The Employment Appeal Tribunal (EAT) confirmed that a tribunal is entitled to differentiate between a final salary pension scheme and a money purchase scheme when awarding compensation to an unfairly dismissed employee.
In the February case of Roberts v Aegon UK Corporate Services Ltd, the EAT was asked to confirm how pension loss should be treated where the dismissed employee, Ms Roberts, had previously been a member of the employer's final salary scheme. Following her dismissal, Ms Roberts did in fact obtain alternative employment, which, ignoring the value of pension benefits, provided a better remuneration package in terms of salary and other, non-pension, benefits. However, in relation to pension provision, the new employment provided only for contributions to a money purchase scheme.
The new employment was subsequently terminated. The Tribunal determined that although Ms Roberts' new employment had brought to an end any possible ongoing loss of earnings claim against her former employer, there was still ongoing pension loss by reason of the different nature of the pension provision. Therefore Ms Roberts was still entitled to claim for loss of pension.
The employer appealed on the basis that the Tribunal should have taken the same view for pension loss as for other loss of earnings. The employer said the Tribunal should not have separated out the two components, particularly as if one carried out an arithmetic exercise in comparing the better remuneration at the new employer with the less favourable pension arrangements, Ms Roberts was allegedly still better off with the package being offered by the new employer.
The Tribunal had noted that final salary schemes are "being eased out in the private sector and it is unlikely that the claimant will find employment in which she will have the benefit of a final salary scheme". Indeed, an employment expert had given oral evidence that any new employment would more than likely involve a money purchase scheme, rather than offering a final salary pension.
The Tribunal considered whether it had to "throw in the pension loss with the loss of other benefits and then to compare the whole old remuneration package with the new remuneration package, and if the new package was the same or more than the old to conclude that the pension loss had ceased when the claimant obtained the new employment". It determined that the answer to both questions was in the negative. The pension loss stemmed from the fact that Ms Roberts enjoyed the benefit of a final salary pension which was lost when she was unfairly dismissed and was unlikely to be obtained again in any other new employment. As such, it was a continuing loss (even though it could be reduced by obtaining the benefit of a money purchase scheme and/or higher salary in the future) and did not simply cease as and when Ms Roberts gained new employment.
The EAT agreed with the Tribunal's approach, stating that the Tribunal was entitled to form the view that the loss of a final salary pensions scheme was a very significant factor, the loss of which could not be quantified in purely monetary terms. The EAT said "it is well known that in a final salary scheme the risk is very much on the employer and the reverse is true as far as the money purchase scheme is concerned and we are quite certain that it was in particular that element of risk the Tribunal must have had in mind." In fact, the EAT considered that the loss of a final salary scheme benefit would have continued for so long as the Tribunal determined that Ms Roberts' employment with her former employer would have continued, namely, up to the age of 50.

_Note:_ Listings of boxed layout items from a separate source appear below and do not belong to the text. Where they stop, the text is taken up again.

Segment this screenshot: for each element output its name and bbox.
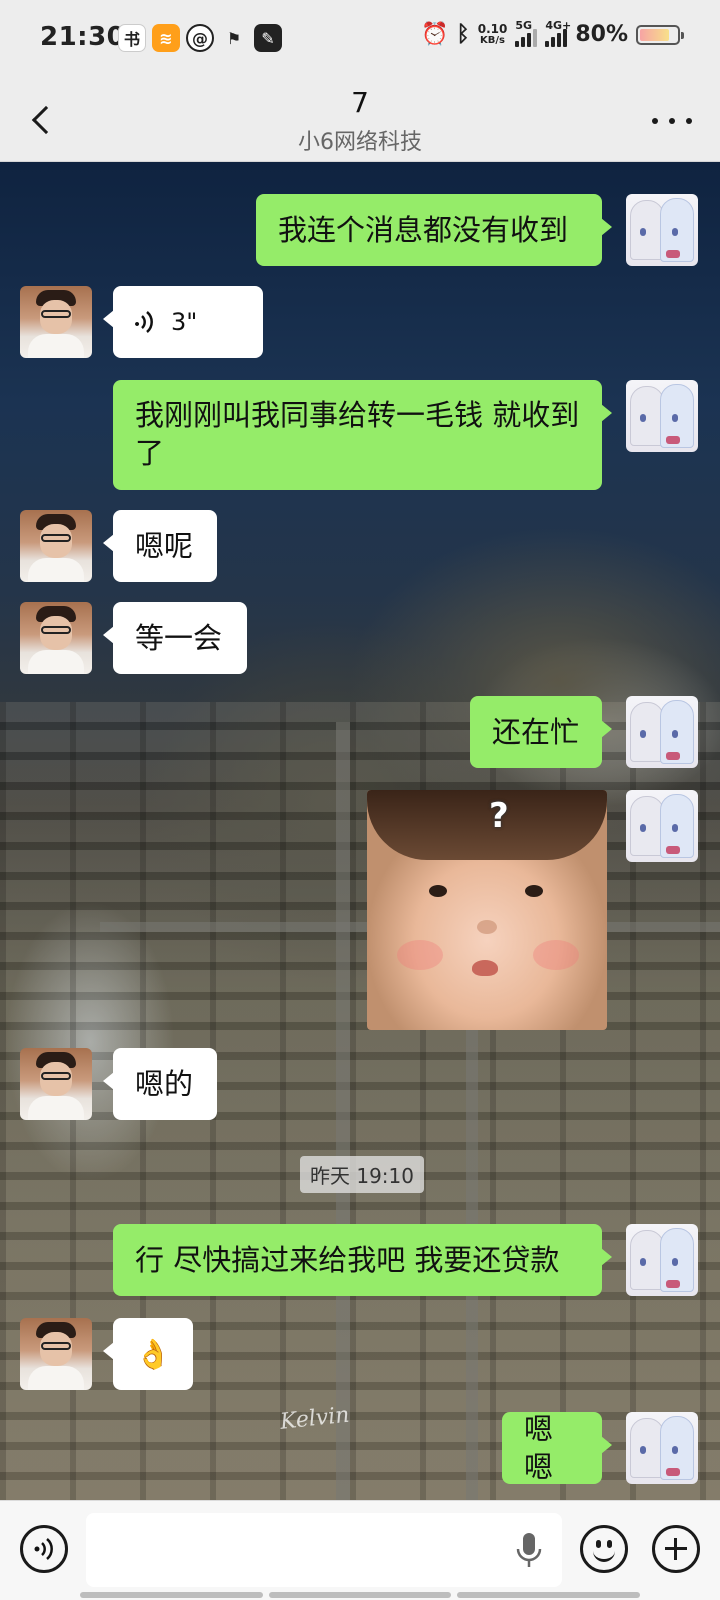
battery-fill	[640, 28, 669, 41]
chat-subtitle: 小6网络科技	[298, 130, 422, 155]
alarm-icon: ⏰	[421, 22, 449, 47]
sim1-signal-icon: 5G	[515, 19, 538, 47]
emoji-button[interactable]	[580, 1525, 628, 1573]
message-text: 嗯嗯	[524, 1412, 554, 1484]
message-text: 我刚刚叫我同事给转一毛钱 就收到了	[135, 398, 580, 470]
sim1-label: 5G	[515, 18, 533, 32]
status-bar: 21:30 书 ≋ @ ⚑ ✎ ⏰ ᛒ 0.10 KB/s 5G 4G+ 80%	[0, 0, 720, 80]
battery-percent: 80%	[575, 22, 628, 47]
orange-app-icon: ≋	[152, 24, 180, 52]
message-input[interactable]	[86, 1513, 562, 1587]
novel-app-icon: 书	[118, 24, 146, 52]
sticker-question-mark: ?	[489, 796, 509, 836]
battery-icon	[636, 24, 684, 45]
message-bubble-incoming[interactable]: 嗯呢	[103, 510, 217, 582]
input-bar	[0, 1500, 720, 1600]
net-speed-unit: KB/s	[480, 34, 506, 46]
ok-hand-emoji: 👌	[135, 1337, 172, 1371]
chat-title: 7	[351, 86, 369, 119]
contact-avatar[interactable]	[20, 510, 92, 582]
background-city	[0, 702, 720, 1500]
message-text: 等一会	[135, 621, 223, 655]
bluetooth-icon: ᛒ	[456, 22, 470, 47]
message-bubble-incoming[interactable]: 等一会	[103, 602, 247, 674]
more-icon	[652, 118, 658, 124]
my-avatar[interactable]	[626, 380, 698, 452]
chat-background[interactable]: Kelvin	[0, 162, 720, 1500]
sticker-image[interactable]: ?	[367, 790, 607, 1030]
message-text: 行 尽快搞过来给我吧 我要还贷款	[135, 1243, 560, 1277]
more-functions-button[interactable]	[652, 1525, 700, 1573]
voice-wave-icon	[135, 310, 155, 334]
message-bubble-outgoing[interactable]: 我连个消息都没有收到	[256, 194, 612, 266]
voice-mode-button[interactable]	[20, 1525, 68, 1573]
contact-avatar[interactable]	[20, 1048, 92, 1120]
weibo-icon: @	[186, 24, 214, 52]
system-status: ⏰ ᛒ 0.10 KB/s 5G 4G+ 80%	[421, 19, 684, 47]
voice-message-bubble[interactable]: 3"	[103, 286, 263, 358]
my-avatar[interactable]	[626, 790, 698, 862]
emoji-icon	[593, 1550, 615, 1562]
message-text: 还在忙	[492, 715, 580, 749]
message-bubble-outgoing[interactable]: 我刚刚叫我同事给转一毛钱 就收到了	[113, 380, 612, 490]
mic-button[interactable]	[514, 1531, 544, 1571]
message-text: 嗯呢	[135, 529, 194, 563]
message-text: 我连个消息都没有收到	[278, 213, 569, 247]
more-button[interactable]	[652, 106, 692, 136]
message-text: 嗯的	[135, 1067, 194, 1101]
my-avatar[interactable]	[626, 194, 698, 266]
my-avatar[interactable]	[626, 696, 698, 768]
voice-duration: 3"	[171, 308, 198, 336]
message-bubble-outgoing[interactable]: 还在忙	[470, 696, 612, 768]
net-speed-value: 0.10	[477, 21, 508, 36]
edit-app-icon: ✎	[254, 24, 282, 52]
network-speed: 0.10 KB/s	[478, 23, 508, 47]
mic-icon	[516, 1533, 542, 1567]
chat-header: 7 小6网络科技	[0, 80, 720, 162]
my-avatar[interactable]	[626, 1224, 698, 1296]
message-timestamp: 昨天 19:10	[300, 1156, 424, 1193]
message-bubble-incoming[interactable]: 嗯的	[103, 1048, 217, 1120]
navigation-indicator	[80, 1592, 641, 1598]
message-bubble-outgoing[interactable]: 行 尽快搞过来给我吧 我要还贷款	[113, 1224, 612, 1296]
message-bubble-outgoing[interactable]: 嗯嗯	[502, 1412, 612, 1484]
my-avatar[interactable]	[626, 1412, 698, 1484]
sim2-label: 4G+	[545, 18, 572, 32]
sim2-signal-icon: 4G+	[545, 19, 571, 47]
notification-icons: 书 ≋ @ ⚑ ✎	[118, 24, 282, 52]
contact-avatar[interactable]	[20, 286, 92, 358]
message-bubble-incoming[interactable]: 👌	[103, 1318, 193, 1390]
contact-avatar[interactable]	[20, 602, 92, 674]
voice-mode-icon	[34, 1538, 53, 1560]
status-time: 21:30	[40, 22, 126, 52]
contact-avatar[interactable]	[20, 1318, 92, 1390]
sports-icon: ⚑	[226, 28, 242, 48]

Consequently, Ms Roberts was entitled to compensation for loss of pension up to that point.
It is clear the EAT considers that a Tribunal is able to compensate unfairly dismissed employees for loss of final salary pension rights beyond the period for loss of salary and other benefits and that the value of the final salary benefits is considered separately. This could pose a significant cost in unfair dismissal claims, particularly in the current market where dismissed employees may feel more likely to sue former employers. It could also pose a significant cost where the dismissed employee has a considerable period of time left to go to retirement and where any discrimination element removes the compensation cap!
Interestingly, although the EAT discussed the fact that final salary schemes are being "eased out" (as they put it), there was no discussion of the fact that many final salary schemes are in fact terminating future rights for existing employees, with the result that there is no guarantee that Ms Roberts would continue to enjoy the benefits of a final salary scheme, even if she had not been dismissed. In fact, given the current economic climate and deficits affecting pension funds, it is likely that not only will final salary schemes be "eased out", but that more and more simply close for future benefit, even to existing members.
Permission for leave to appeal is currently being sought and it will be interesting to see what the Court of Appeal decides. Employers should prepare mitigation arguments carefully!